Our attentional relationship to all of them—these things of learning— will need to move into the foreground as part of a curiously complex ecology of higher education in the third decade of the 21st century. We say complex because it has become exponentially harder to tell pollutants from propellants in this space.
Never have individual learners and their attention behaviours been made more visible and trackable than in Zoom-box windows with cameras and mics pointing at them. Learners’ log-on and log-off behaviours and learning site views have been made transparent with aggregate data collection.

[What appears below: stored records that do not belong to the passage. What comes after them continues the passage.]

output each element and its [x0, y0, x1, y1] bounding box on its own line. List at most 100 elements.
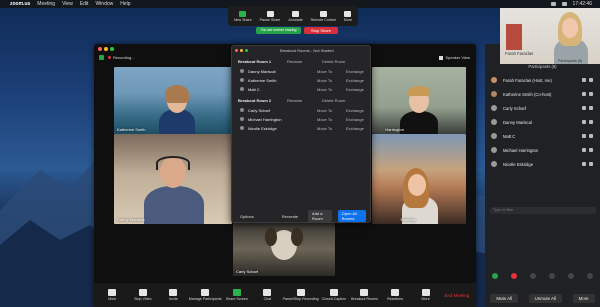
exchange-button[interactable]: Exchange — [346, 87, 364, 92]
end-meeting-button[interactable]: End Meeting — [441, 293, 473, 298]
camera-icon — [138, 289, 147, 296]
manage-participants-button[interactable]: Manage Participants — [189, 289, 222, 301]
slower-icon[interactable] — [529, 273, 536, 279]
stop-video-button[interactable]: Stop Video — [128, 289, 159, 301]
breakout-room-1[interactable]: Breakout Room 1 Rename Delete Room — [232, 57, 372, 66]
yes-icon[interactable] — [491, 273, 498, 279]
battery-icon[interactable] — [561, 2, 567, 6]
participant-row[interactable]: Carly Scharf — [489, 103, 599, 115]
delete-room-button[interactable]: Delete Room — [322, 59, 345, 64]
annotate-button[interactable]: Annotate — [288, 10, 303, 22]
move-to-button[interactable]: Move To — [317, 108, 332, 113]
menu-zoom[interactable]: zoom.us — [10, 1, 30, 7]
video-tile-danny[interactable]: Danny Mariscal — [114, 134, 232, 224]
wifi-icon[interactable] — [550, 2, 556, 6]
speaker-view-button[interactable]: Speaker View — [439, 55, 470, 60]
move-to-button[interactable]: Move To — [317, 117, 332, 122]
exchange-button[interactable]: Exchange — [346, 78, 364, 83]
maximize-window-icon[interactable] — [110, 47, 114, 51]
mute-all-button[interactable]: Mute All — [490, 293, 518, 303]
record-icon — [296, 289, 305, 296]
participant-row[interactable]: Farah Faraclas (Host, me) — [489, 75, 599, 87]
pause-stop-recording-button[interactable]: Pause/Stop Recording — [283, 289, 319, 301]
menu-help[interactable]: Help — [120, 1, 130, 7]
move-to-button[interactable]: Move To — [317, 69, 332, 74]
pause-share-button[interactable]: Pause Share — [260, 10, 280, 22]
share-screen-icon — [232, 289, 241, 296]
maximize-dialog-icon[interactable] — [245, 49, 248, 52]
more-feedback-icon[interactable] — [568, 273, 575, 279]
menu-meeting[interactable]: Meeting — [37, 1, 55, 7]
breakout-rooms-button[interactable]: Breakout Rooms — [349, 289, 380, 301]
clear-all-icon[interactable] — [587, 273, 594, 279]
rename-room-button[interactable]: Rename — [287, 98, 302, 103]
move-to-button[interactable]: Move To — [317, 126, 332, 131]
more-button[interactable]: More — [344, 10, 352, 22]
video-tile-katherine[interactable]: Katherine Smith — [114, 67, 232, 134]
closed-caption-button[interactable]: Closed Caption — [319, 289, 350, 301]
video-tile-harrington[interactable]: Harrington — [372, 67, 466, 134]
stop-share-button[interactable]: Stop Share — [304, 26, 338, 34]
no-icon[interactable] — [510, 273, 517, 279]
delete-room-button[interactable]: Delete Room — [322, 98, 345, 103]
participants-panel: Participants (6) Farah Faraclas (Host, m… — [485, 44, 600, 307]
participant-row[interactable]: Katherine Smith (Co-host) — [489, 89, 599, 101]
recreate-button[interactable]: Recreate — [278, 213, 302, 220]
participant-row[interactable]: Nicolle Eskridge — [489, 159, 599, 171]
new-share-button[interactable]: New Share — [234, 10, 252, 22]
add-room-button[interactable]: Add a Room — [308, 210, 332, 222]
move-to-button[interactable]: Move To — [317, 87, 332, 92]
menu-window[interactable]: Window — [95, 1, 113, 7]
tile-name-label: Katherine Smith — [117, 127, 146, 132]
tile-name-label: Danny Mariscal — [117, 217, 145, 222]
faster-icon[interactable] — [549, 273, 556, 279]
close-window-icon[interactable] — [98, 47, 102, 51]
reactions-button[interactable]: Reactions — [380, 289, 411, 301]
close-dialog-icon[interactable] — [235, 49, 238, 52]
breakout-icon — [360, 289, 369, 296]
unmute-all-button[interactable]: Unmute All — [528, 293, 562, 303]
video-tile-carly[interactable]: Carly Scharf — [233, 222, 335, 276]
room-member-row: Matt C Move To Exchange — [232, 85, 372, 94]
remote-icon — [319, 10, 327, 17]
participant-row[interactable]: Danny Mariscal — [489, 117, 599, 129]
chat-button[interactable]: Chat — [252, 289, 283, 301]
microphone-icon — [108, 289, 117, 296]
mute-button[interactable]: Mute — [97, 289, 128, 301]
annotate-icon — [292, 10, 300, 17]
move-to-button[interactable]: Move To — [317, 78, 332, 83]
clock[interactable]: 17:42:46 — [573, 1, 592, 7]
participant-search-input[interactable]: Type to filter — [490, 207, 596, 214]
avatar — [491, 91, 497, 97]
exchange-button[interactable]: Exchange — [346, 69, 364, 74]
participant-row[interactable]: Michael Harrington — [489, 145, 599, 157]
avatar — [491, 133, 497, 139]
menu-edit[interactable]: Edit — [80, 1, 89, 7]
minimize-dialog-icon[interactable] — [240, 49, 243, 52]
avatar — [240, 126, 244, 130]
participant-status-icons — [582, 148, 593, 152]
more-toolbar-button[interactable]: More — [410, 289, 441, 301]
rename-room-button[interactable]: Rename — [287, 59, 302, 64]
member-name: Michael Harrington — [248, 117, 282, 122]
more-participants-button[interactable]: More — [572, 293, 595, 303]
exchange-button[interactable]: Exchange — [346, 117, 364, 122]
breakout-room-2[interactable]: Breakout Room 2 Rename Delete Room — [232, 96, 372, 105]
participant-row[interactable]: Matt C — [489, 131, 599, 143]
options-button[interactable]: Options — [236, 213, 258, 220]
menu-view[interactable]: View — [62, 1, 73, 7]
share-screen-button[interactable]: Share Screen — [222, 289, 253, 301]
open-all-rooms-button[interactable]: Open All Rooms — [337, 210, 366, 222]
invite-button[interactable]: Invite — [158, 289, 189, 301]
exchange-button[interactable]: Exchange — [346, 126, 364, 131]
security-shield-icon[interactable] — [99, 55, 104, 60]
self-video-tile[interactable]: Farah Faraclas Participants (6) — [500, 8, 600, 64]
minimize-window-icon[interactable] — [104, 47, 108, 51]
video-tile-eskridge[interactable]: Eskridge — [372, 134, 466, 224]
exchange-button[interactable]: Exchange — [346, 108, 364, 113]
recording-indicator[interactable]: Recording... — [108, 55, 135, 60]
more-icon — [421, 289, 430, 296]
remote-control-button[interactable]: Remote Control — [311, 10, 336, 22]
participant-status-icons — [582, 134, 593, 138]
cc-icon — [329, 289, 338, 296]
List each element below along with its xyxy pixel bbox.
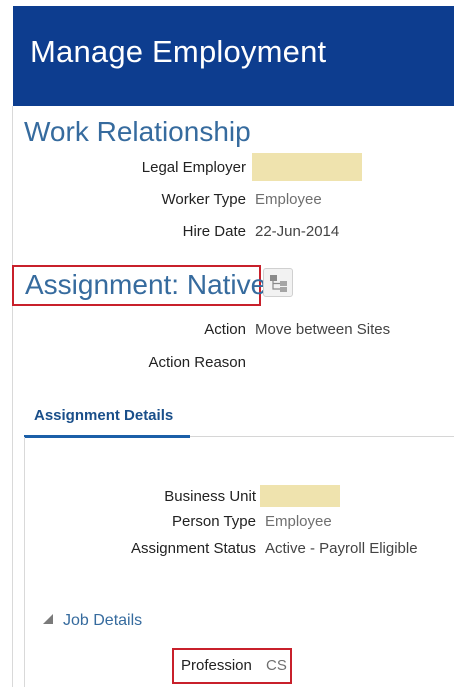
legal-employer-row: Legal Employer [0,153,468,181]
tab-assignment-details[interactable]: Assignment Details [24,402,190,438]
page-header-banner: Manage Employment [13,6,454,106]
hire-date-label: Hire Date [182,223,246,240]
action-label: Action [204,321,246,338]
tab-panel-border [24,437,25,687]
page-title: Manage Employment [30,34,327,69]
assignment-status-value: Active - Payroll Eligible [265,540,418,557]
profession-label: Profession [181,657,252,674]
action-row: Action Move between Sites [0,319,468,341]
assignment-heading: Assignment: Native [25,269,267,300]
legal-employer-label: Legal Employer [141,159,246,176]
tab-assignment-details-label: Assignment Details [34,407,174,424]
business-unit-label: Business Unit [164,488,256,505]
job-details-title: Job Details [63,612,143,629]
worker-type-label: Worker Type [161,191,246,208]
action-reason-row: Action Reason [0,352,468,374]
org-chart-icon [270,275,287,292]
org-chart-button[interactable] [263,268,293,297]
person-type-value: Employee [265,513,332,530]
hire-date-value: 22-Jun-2014 [255,223,340,240]
assignment-status-row: Assignment Status Active - Payroll Eligi… [0,538,468,560]
person-type-label: Person Type [172,513,256,530]
work-relationship-heading: Work Relationship [24,116,251,147]
worker-type-row: Worker Type Employee [0,189,468,211]
action-value: Move between Sites [255,321,391,338]
worker-type-value: Employee [255,191,322,208]
action-reason-label: Action Reason [148,354,246,371]
business-unit-value-redacted [260,485,340,507]
profession-value: CS [266,657,287,674]
assignment-status-label: Assignment Status [130,540,256,557]
profession-highlight: Profession CS [172,648,292,684]
collapse-triangle-icon [43,614,53,624]
person-type-row: Person Type Employee [0,511,468,533]
legal-employer-value-redacted [252,153,362,181]
tab-bar: Assignment Details [24,402,454,438]
business-unit-row: Business Unit [0,485,468,508]
assignment-heading-highlight: Assignment: Native [12,265,266,306]
hire-date-row: Hire Date 22-Jun-2014 [0,221,468,243]
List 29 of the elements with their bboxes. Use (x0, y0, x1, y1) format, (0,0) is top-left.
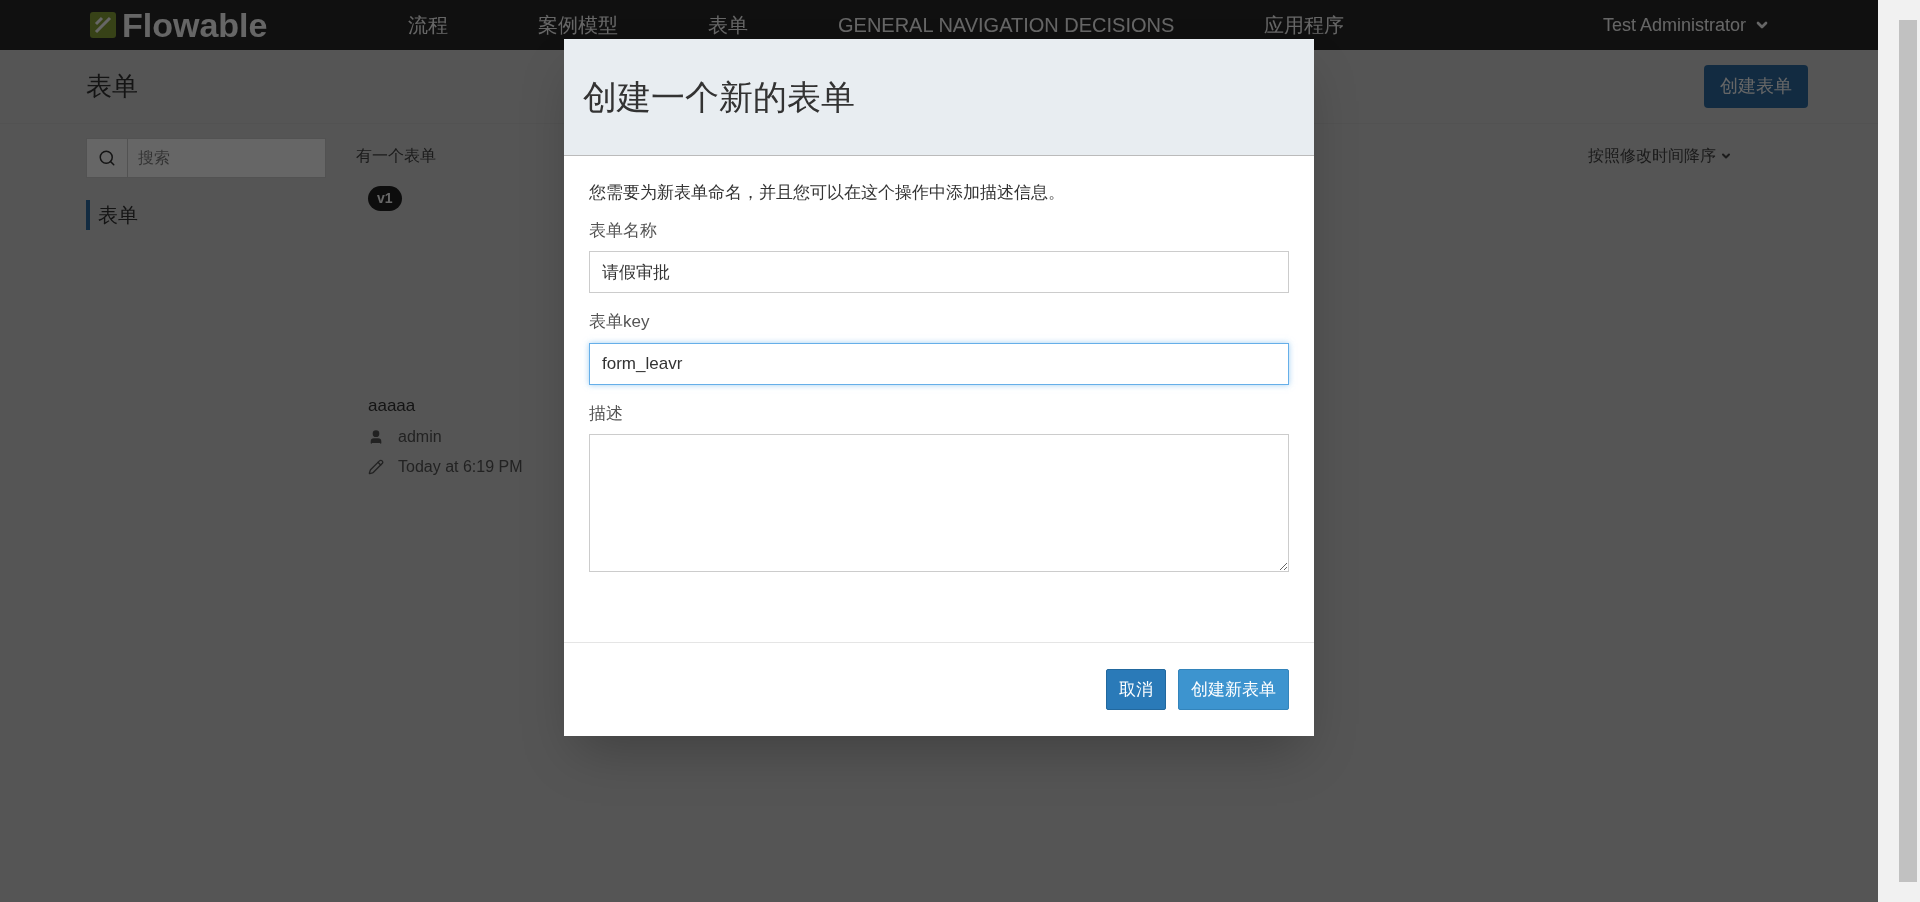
field-label: 描述 (589, 402, 624, 425)
scrollbar-thumb[interactable] (1899, 20, 1917, 882)
sidebar-item[interactable]: 表单 (86, 200, 326, 230)
scrollbar[interactable] (1878, 0, 1920, 902)
logo-icon (88, 10, 118, 40)
nav-link[interactable]: 表单 (708, 10, 748, 40)
nav-link[interactable]: GENERAL NAVIGATION DECISIONS (838, 10, 1175, 40)
nav-link[interactable]: 应用程序 (1264, 10, 1345, 40)
description-field[interactable] (589, 434, 1289, 572)
modal-button[interactable]: 取消 (1106, 669, 1166, 710)
field-label: 表单名称 (589, 219, 658, 242)
modal-title: 创建一个新的表单 (583, 76, 855, 118)
modal-intro: 您需要为新表单命名，并且您可以在这个操作中添加描述信息。 (589, 182, 1066, 204)
user-menu[interactable]: Test Administrator (1602, 11, 1770, 39)
nav-link[interactable]: 案例模型 (538, 10, 618, 40)
form-name: aaaaa (368, 395, 416, 417)
search-icon (98, 149, 116, 167)
logo-text: Flowable (122, 8, 268, 42)
text-field[interactable]: form_leavr (589, 342, 1289, 385)
version-badge: v1 (368, 186, 402, 211)
modal-button[interactable]: 创建新表单 (1178, 669, 1289, 710)
page-title: 表单 (86, 70, 138, 103)
create-form-button[interactable]: 创建表单 (1704, 65, 1808, 108)
user-icon (368, 428, 384, 445)
pencil-icon (368, 458, 384, 475)
text-field[interactable]: 请假审批 (589, 251, 1289, 293)
field-label: 表单key (589, 311, 651, 333)
sort-dropdown[interactable]: 按照修改时间降序 (1588, 144, 1732, 168)
nav-link[interactable]: 流程 (408, 10, 448, 40)
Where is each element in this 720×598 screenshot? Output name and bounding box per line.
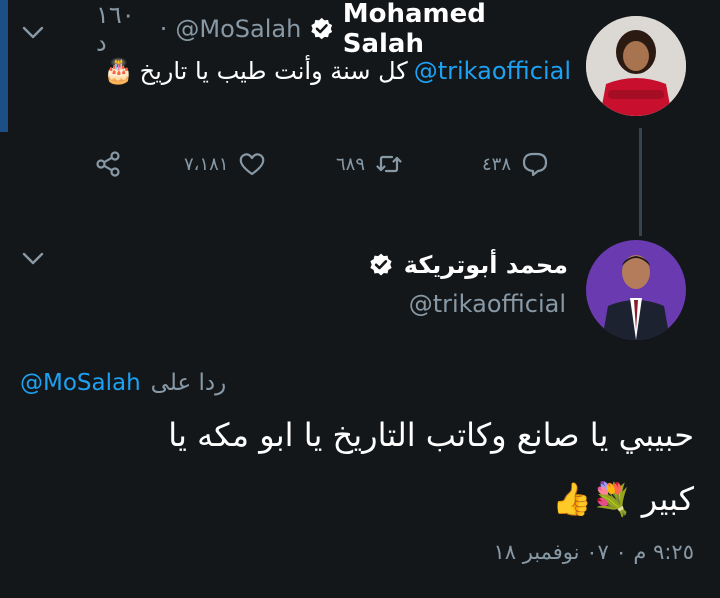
reply-to-label: ردا على bbox=[150, 370, 227, 396]
parent-tweet-handle[interactable]: @MoSalah bbox=[175, 15, 301, 43]
retweet-button[interactable]: ٦٨٩ bbox=[336, 150, 403, 178]
thread-connector-line bbox=[639, 128, 642, 236]
avatar-mohamed-salah[interactable] bbox=[586, 16, 686, 116]
verified-badge-icon bbox=[370, 253, 392, 276]
heart-icon bbox=[240, 153, 265, 176]
reply-button[interactable]: ٤٣٨ bbox=[482, 150, 549, 178]
main-tweet-emojis: 👍💐 bbox=[552, 480, 632, 518]
selection-accent-bar bbox=[0, 0, 8, 132]
parent-tweet-dot: · bbox=[159, 15, 168, 43]
verified-badge-icon bbox=[311, 17, 333, 40]
retweet-icon bbox=[376, 155, 402, 173]
share-button[interactable] bbox=[94, 150, 122, 178]
parent-tweet-time: ١٦٠ د bbox=[96, 1, 135, 57]
main-tweet-handle[interactable]: @trikaofficial bbox=[300, 290, 566, 324]
like-button[interactable]: ٧،١٨١ bbox=[184, 150, 266, 178]
parent-tweet-mention[interactable]: @trikaofficial bbox=[414, 57, 571, 85]
avatar-abou-trika[interactable] bbox=[586, 240, 686, 340]
main-tweet-text-line-1: حبيبي يا صانع وكاتب التاريخ يا ابو مكه ي… bbox=[168, 416, 694, 454]
like-count: ٧،١٨١ bbox=[184, 153, 229, 175]
main-tweet-author-name[interactable]: محمد أبوتريكة bbox=[404, 251, 568, 279]
parent-tweet-text: كل سنة وأنت طيب يا تاريخ bbox=[139, 57, 408, 85]
retweet-count: ٦٨٩ bbox=[336, 153, 366, 175]
parent-tweet-emoji: 🎂 bbox=[103, 57, 134, 85]
main-tweet-text-line-2: كبير bbox=[641, 480, 694, 518]
parent-tweet-author-name[interactable]: Mohamed Salah bbox=[343, 0, 571, 59]
main-tweet-timestamp[interactable]: ٩:٢٥ م ٠ ٠٧ نوفمبر ١٨ bbox=[420, 540, 694, 570]
share-icon bbox=[96, 151, 120, 177]
chevron-down-icon[interactable] bbox=[22, 252, 44, 266]
chevron-down-icon[interactable] bbox=[22, 26, 44, 40]
reply-icon bbox=[522, 152, 548, 177]
reply-to-handle[interactable]: @MoSalah bbox=[20, 370, 141, 396]
reply-count: ٤٣٨ bbox=[482, 153, 512, 175]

Thus artificially magnified and made hyperaware of their performance footprint, anxieties abound when learners are called upon in class. Their energy goes into the performance of answering instead of thinking about what the answer itself means to them.
Misplaced focus is not new, of course. But like the Canvas or iLearn site that leads away from objects of learning and not to them because of inaccessible navigation, we will need to ask what learning spaces and designs and processes allow learners and us to work with and not against the objects of instruction.
In the final instance, the question that we will have to contemplate in many different situations, with each new chatbot incarnation and next wave of tech arriving, centres around an environmental practice of attention. One that distracts learners, and us, from the distractions. And what it takes in each instance to do so.
Key takeaways for L&T practice
- Reflect on Attention Pollution: Consider how you can minimise the ‘attention haze’ from devices and applications in your teaching by setting clear classroom use guidelines. For instance, promote specific times for technology use or encourage students to switch off non-essential notifications during class.
- Co-Develop Attention-Focused Pedagogies: Design your teaching methods to nurture attention as a key skill. This could involve using teaching strategies that consider the out-of-class distractors that students experience or including students as design partners in the learning environment.
- Promote Regular Breaks: Incorporate short breaks during your lectures to help students maintain and recalibrate their attention levels. These breaks can also provide opportunities for students to reflect on what they’ve learned and allow teachers to gauge attention levels.
- Engage with the ‘Thing’: Encourage students and colleagues to actively engage with the specific elements of learning resources. For example, you could discuss if Canvas’ or iLearn’s digital engagement metrics can adequately capture student attention or what to do when a new technology’s novelty value fades.